4. The Data Co-ops Project
An interdisciplinary team of lawyers, ethicists and computer scientists will research how digital platforms use information from millions of users to manipulate their behavior and access to information. The team seeks to develop a blueprint for cutting-edge technology that will enable transparency and regulation, without compromising privacy.
This project will be led by Kobbi Nissim , professor and the Robert L. McDevitt, K.S.G., K.C.H.S. and Catherine H. McDevitt L.C.H.S. Term Chair in Computer Science at Georgetown.
5. Motivating Correction
Building on previous research on exposure to misinformation, Georgetown Associate Professor Leticia Bode will study which users engage in public correction of others on social media, why most users do not currently correct others and how to motivate more people to provide accurate and effective corrections when confronted by misleading posts.
6. Redesigning the Governance Stack: New Institutional Approaches to Information Economy Harms
Georgetown Law Professor Paul Ohm , Julie Cohen , Mark Claster Mamolen Professor of Law & Technology and co-director of the Institute for Technology Law and Policy, and Associate Professor Meg Leta Jones will lay the groundwork for a complete rethinking of the institutions and legal tools used to govern technology and technology companies. Their research will focus on the uses and misuses of technology, its effects on individuals and society, and how new technologies born in the information age have outstripped existing regulatory frameworks.
7. Scaling Secure Multiparty Computation for Privacy-Preserving Machine Learning
Associate Professor Muthuramakrishnan Venkitasubramaniam will endeavor to design a public, open-source cryptographic tool that a variety of researchers — from medicine to the social sciences — can use to analyze data containing personally identifiable information without risk of compromising individual identity.

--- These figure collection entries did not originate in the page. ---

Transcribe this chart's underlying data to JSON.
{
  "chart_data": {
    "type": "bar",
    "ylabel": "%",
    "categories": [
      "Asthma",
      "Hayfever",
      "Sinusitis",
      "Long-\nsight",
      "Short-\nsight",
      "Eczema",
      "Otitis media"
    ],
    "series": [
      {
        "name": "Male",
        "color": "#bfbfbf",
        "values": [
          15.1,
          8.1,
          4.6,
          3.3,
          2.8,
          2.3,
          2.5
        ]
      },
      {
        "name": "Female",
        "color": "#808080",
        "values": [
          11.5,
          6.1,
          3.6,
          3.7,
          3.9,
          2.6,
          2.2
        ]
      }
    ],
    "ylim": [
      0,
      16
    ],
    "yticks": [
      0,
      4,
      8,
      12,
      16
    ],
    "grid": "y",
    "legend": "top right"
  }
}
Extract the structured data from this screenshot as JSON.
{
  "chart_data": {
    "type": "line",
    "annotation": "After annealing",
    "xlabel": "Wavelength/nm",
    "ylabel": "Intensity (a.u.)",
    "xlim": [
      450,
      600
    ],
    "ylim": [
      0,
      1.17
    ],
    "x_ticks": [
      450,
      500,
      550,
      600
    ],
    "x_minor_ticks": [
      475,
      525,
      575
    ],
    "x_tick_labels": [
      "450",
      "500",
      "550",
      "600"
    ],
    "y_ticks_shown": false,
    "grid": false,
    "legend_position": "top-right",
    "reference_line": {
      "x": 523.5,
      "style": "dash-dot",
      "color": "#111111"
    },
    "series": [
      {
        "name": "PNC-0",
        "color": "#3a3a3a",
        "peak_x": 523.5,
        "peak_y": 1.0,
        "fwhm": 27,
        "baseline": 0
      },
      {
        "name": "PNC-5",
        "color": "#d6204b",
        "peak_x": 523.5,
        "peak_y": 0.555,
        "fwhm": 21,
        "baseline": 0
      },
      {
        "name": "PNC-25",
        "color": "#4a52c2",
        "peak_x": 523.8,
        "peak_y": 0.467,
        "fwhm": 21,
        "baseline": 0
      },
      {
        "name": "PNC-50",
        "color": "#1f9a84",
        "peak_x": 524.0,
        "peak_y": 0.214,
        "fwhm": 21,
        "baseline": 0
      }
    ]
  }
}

8. Tech Foundations for Policymakers
The Tech Foundations for Policymakers team, led by April Falcon Doss , executive director of Georgetown’s Institute for Technology Law and Policy, will continue to expand its efforts to bring research evidence, interdisciplinary perspectives and new thinking to the elected and appointed officials responsible for writing laws, regulations and policies to govern every-day technology.
9. Using Big Data to Predict Migration in the Era of Misinformation
Lisa Singh , professor of computer science and research professor in the Massive Data Institute at Georgetown’s McCourt School, will lead a collaborative study between social scientists and computer scientists to pioneer new uses of public, open-source data collected from social media and local news to predict likely migrant flows to specific countries with sufficient warning for humanitarian agencies to act. This team will also be studying how misinformation travels and why it has more influence in some locations than in others.